What is immersive VR used for?

As VR technology has improved, other industries have seen its potential for a broad variety of applications beyond gaming, including the following:

• Architecture. Architects can visualize their building designs, and buyers can see a home or building before buying it without going there. Such applications are an obvious extension of VR games themselves, with the added utility of tool sets that make the architect a sort of game designer themselves.
• Healthcare. In healthcare, immersive VR can be used educationally to present care providers with realistic training scenarios using simulated patients and to visualize new procedures when they're being designed. For example, a training nurse can work virtually with a simulated newborn; a training surgeon can perform simulated surgery and be presented with complications requiring adaptive response; and a training caregiver can work with simulated elderly patients.
• Therapy. As mentioned above, it can be used therapeutically, particularly in addressing phobias. Guided VR experiences that can rehabituate a patient gradually are possible across a broad range of treatments, from fear of heights to fear of confined spaces, with the added benefit of simultaneously gathering bodily response metrics.
• Military applications. Since the 1990s, the U.S. military has been using VR applications for training, from fighter cockpit simulations enabling inexpensive aerial combat training to tank simulators for training crews for ground combat.
• Education. Immersive VR can take students beyond the classroom into the historical past to witness simulations of major events firsthand; to space and the surfaces of other planets in the solar system; and into the ocean to observe aquatic life. Companies are also using VR to improve their employees' learning experiences. VR platforms can be used to train new employees and enhance the skill sets of current workers.
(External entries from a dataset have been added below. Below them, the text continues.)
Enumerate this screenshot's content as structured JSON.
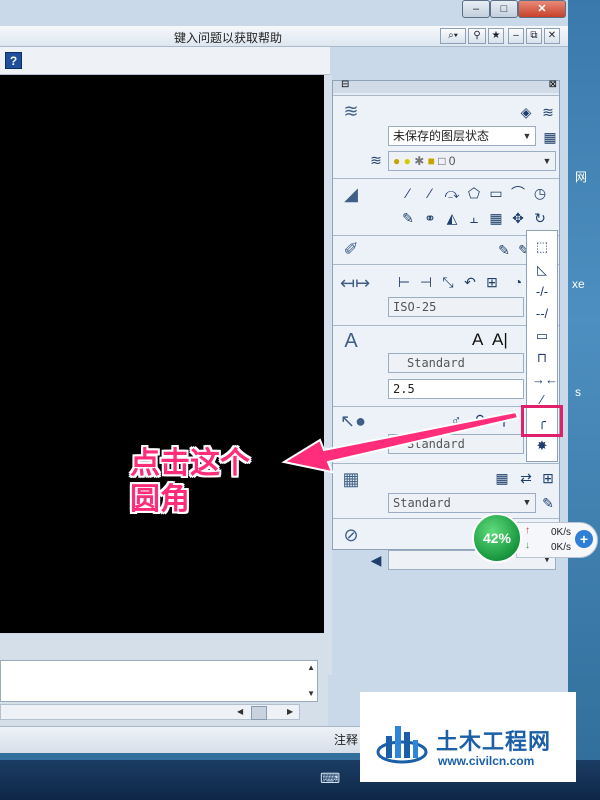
{
  "window": {
    "help_search_placeholder": "键入问题以获取帮助",
    "help_button": "?",
    "status_label": "注释"
  },
  "layers": {
    "layer_state": "未保存的图层状态",
    "current_layer": "0"
  },
  "dimension": {
    "dim_style": "ISO-25"
  },
  "text": {
    "text_style": "Standard",
    "text_height": "2.5",
    "big_a": "A"
  },
  "leader": {
    "leader_style": "Standard"
  },
  "table": {
    "table_style": "Standard"
  },
  "annotation": {
    "line1": "点击这个",
    "line2": "圆角"
  },
  "net_monitor": {
    "percent": "42%",
    "up": "0K/s",
    "down": "0K/s"
  },
  "desktop_side_labels": {
    "label1": "网",
    "label2": "xe",
    "label3": "s"
  },
  "watermark": {
    "title": "土木工程网",
    "url": "www.civilcn.com"
  },
  "colors": {
    "annotation": "#ff2d7a",
    "highlight_box": "#e0206a",
    "canvas": "#000000",
    "watermark_blue": "#1a5fa8"
  }
}
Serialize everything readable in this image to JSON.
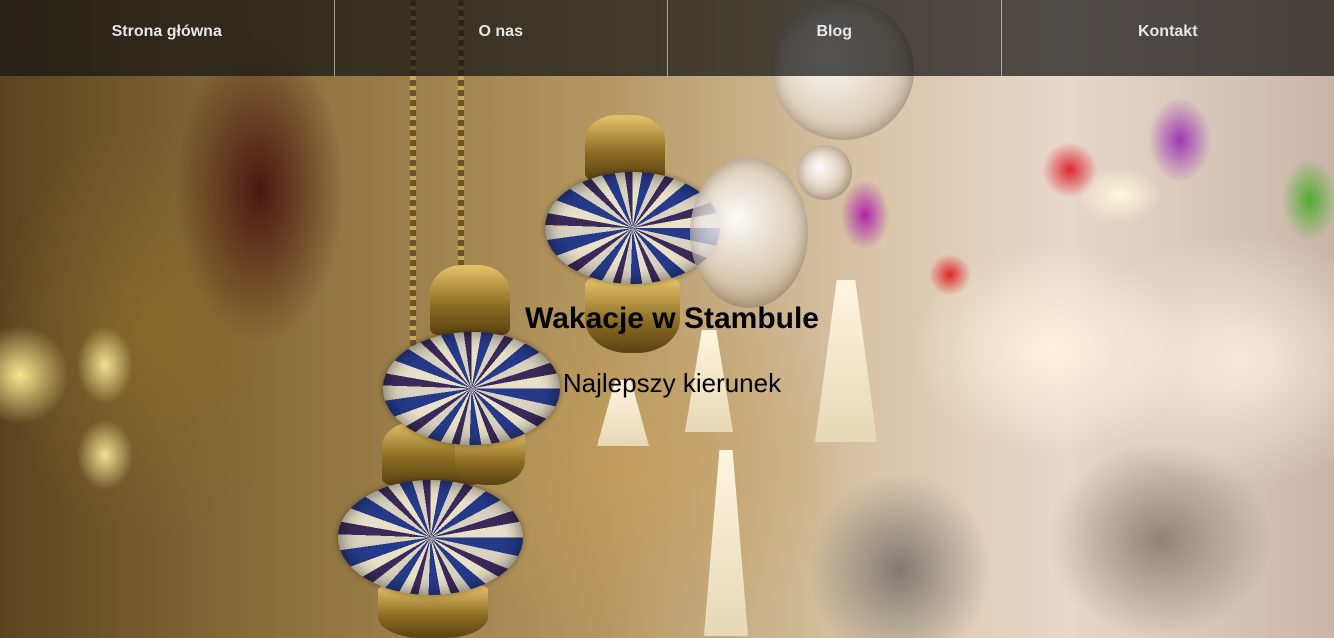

The benefits of immersive VR

Many applications -- from training to design to education -- can be made more efficient and effective using immersive VR. There are other benefits as well, including the following:

• Controlled environment. VR environments can be controlled more precisely than real-world environments; for example, training can be made safer.
• Reduced cost. It can be far less expensive to do design work and training in VR than in the real world, eliminating the costs of travel and the building of special facilities.
• Remote collaboration. As in the home-buying example above, immersive VR is internet-friendly, making it possible to work with others remotely.
• Reduced anxiety. Doing difficult things, like therapy, in immersive VR enables users to perform tasks or undertake VR experiences that are more anxiety-inducing in the real world, realizing that they're, in fact, safe while doing them.

The drawbacks of immersive VR

There are some drawbacks to immersive VR experiences as well. Some users have been found to experience the following:

• Social isolation. Users can feel disconnected from the real world and lack of face-to-face interactions.
• Motion sickness. The sensory disconnect between virtual and physical movements can cause users to feel dizzy and nauseous.
• Eye strain and headaches. Eye muscles can become fatigued after use, causing headaches.
• High cost. It can be expensive to develop high-quality VR systems.
• Limited accessibility. Access to immersive technologies might be limited and not available to everyone.

The future of immersive VR

What's coming next in immersive VR? The supporting technologies are improving rapidly, and advances in AI are already expanding VR's horizons. There will soon be great gains in the complexity of immersive VR environments and the sophistication of the responsiveness in those environments. It's expected that augmented reality will combine with VR to create a mixed-reality experience.

New applications, as well as significant improvements in existing ones, will include real-time social networking with fully realized simulations of others, rather than just their avatars. Virtual travel to other cities, states and even continents will soon be common. And, on a more mundane level, online shopping will become a "you are there" VR experience as well.